VW a déclaré qu’il offrirait désormais aux automobilistes concernés un paiement unique. Le montant dépendra des cas individuels.

La société a déjà réglé un recours collectif distinct de 830 millions d’euros (743 millions de livres sterling) impliquant 235 000 propriétaires de voitures allemands.

VW a déclaré lundi dans un communiqué: « Pour la majorité des 60 000 affaires en suspens, cette décision clarifie la [Federal Court of Justice] évalue les questions essentielles de la procédure allemande concernant le diesel.

« Volkswagen cherche maintenant à conclure rapidement cette procédure en accord avec les plaignants. Nous allons donc approcher les plaignants avec les propositions de règlement adéquates. »

VW a versé plus de 30 milliards d’euros d’amendes, d’indemnisations et de rachats dans le monde depuis l’éclatement du scandale en 2015.

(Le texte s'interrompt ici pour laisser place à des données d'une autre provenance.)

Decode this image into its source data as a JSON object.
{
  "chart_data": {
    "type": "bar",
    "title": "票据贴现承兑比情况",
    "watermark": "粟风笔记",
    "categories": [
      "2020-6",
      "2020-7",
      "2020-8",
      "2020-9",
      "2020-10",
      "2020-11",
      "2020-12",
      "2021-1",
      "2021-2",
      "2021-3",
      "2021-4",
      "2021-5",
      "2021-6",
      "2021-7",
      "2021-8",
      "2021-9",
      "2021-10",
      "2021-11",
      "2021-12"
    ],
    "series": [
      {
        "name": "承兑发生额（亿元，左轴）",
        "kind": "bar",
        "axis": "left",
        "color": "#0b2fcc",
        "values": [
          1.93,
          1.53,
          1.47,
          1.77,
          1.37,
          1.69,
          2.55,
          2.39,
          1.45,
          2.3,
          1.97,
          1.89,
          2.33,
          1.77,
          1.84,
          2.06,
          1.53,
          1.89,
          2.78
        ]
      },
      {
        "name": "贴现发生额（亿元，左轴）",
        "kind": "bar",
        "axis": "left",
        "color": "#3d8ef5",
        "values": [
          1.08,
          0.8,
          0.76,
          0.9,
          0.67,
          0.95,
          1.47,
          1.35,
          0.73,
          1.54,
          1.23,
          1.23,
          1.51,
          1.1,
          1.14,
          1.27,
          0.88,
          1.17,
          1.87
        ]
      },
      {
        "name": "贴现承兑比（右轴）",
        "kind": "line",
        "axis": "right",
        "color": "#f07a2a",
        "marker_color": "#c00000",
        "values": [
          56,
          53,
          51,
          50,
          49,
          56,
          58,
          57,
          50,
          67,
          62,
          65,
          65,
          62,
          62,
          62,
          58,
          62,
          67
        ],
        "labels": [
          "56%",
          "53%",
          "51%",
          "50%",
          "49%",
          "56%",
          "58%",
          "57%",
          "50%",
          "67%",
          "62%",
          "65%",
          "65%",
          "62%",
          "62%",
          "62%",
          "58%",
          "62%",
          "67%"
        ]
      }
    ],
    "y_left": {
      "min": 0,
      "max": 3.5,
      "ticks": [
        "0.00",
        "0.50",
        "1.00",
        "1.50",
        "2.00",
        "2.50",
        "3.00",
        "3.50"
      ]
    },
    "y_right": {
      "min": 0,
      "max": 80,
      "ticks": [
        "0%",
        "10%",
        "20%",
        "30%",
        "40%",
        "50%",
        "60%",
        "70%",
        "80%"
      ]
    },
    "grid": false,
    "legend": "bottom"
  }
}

La société a révélé à l’époque qu’elle avait utilisé un logiciel illégal pour manipuler les résultats des tests d’émissions de diesel.

Il a indiqué qu’environ 11 millions de voitures étaient équipées du « dispositif de mise en échec », qui alertait les moteurs diesel lors de leurs tests. Le moteur modifierait alors ses performances afin d’améliorer le résultat du test.

Volkswagen a fait face à une vague d’actions en justice dans le monde entier, y compris au Royaume-Uni.

Environ 90 000 automobilistes en Angleterre et au Pays de Galles ont intenté une action contre VW ainsi que Audi, Seat et Skoda, qui appartiennent également au groupe Volkswagen.

Le mois dernier, leur affaire a franchi son premier obstacle devant la Haute Cour, lorsqu’un juge a statué que le logiciel installé dans les voitures était en effet un «dispositif de défaite» selon les règles de l’UE.

Les employés actuels et anciens du constructeur automobile font l’objet de poursuites pénales en Allemagne.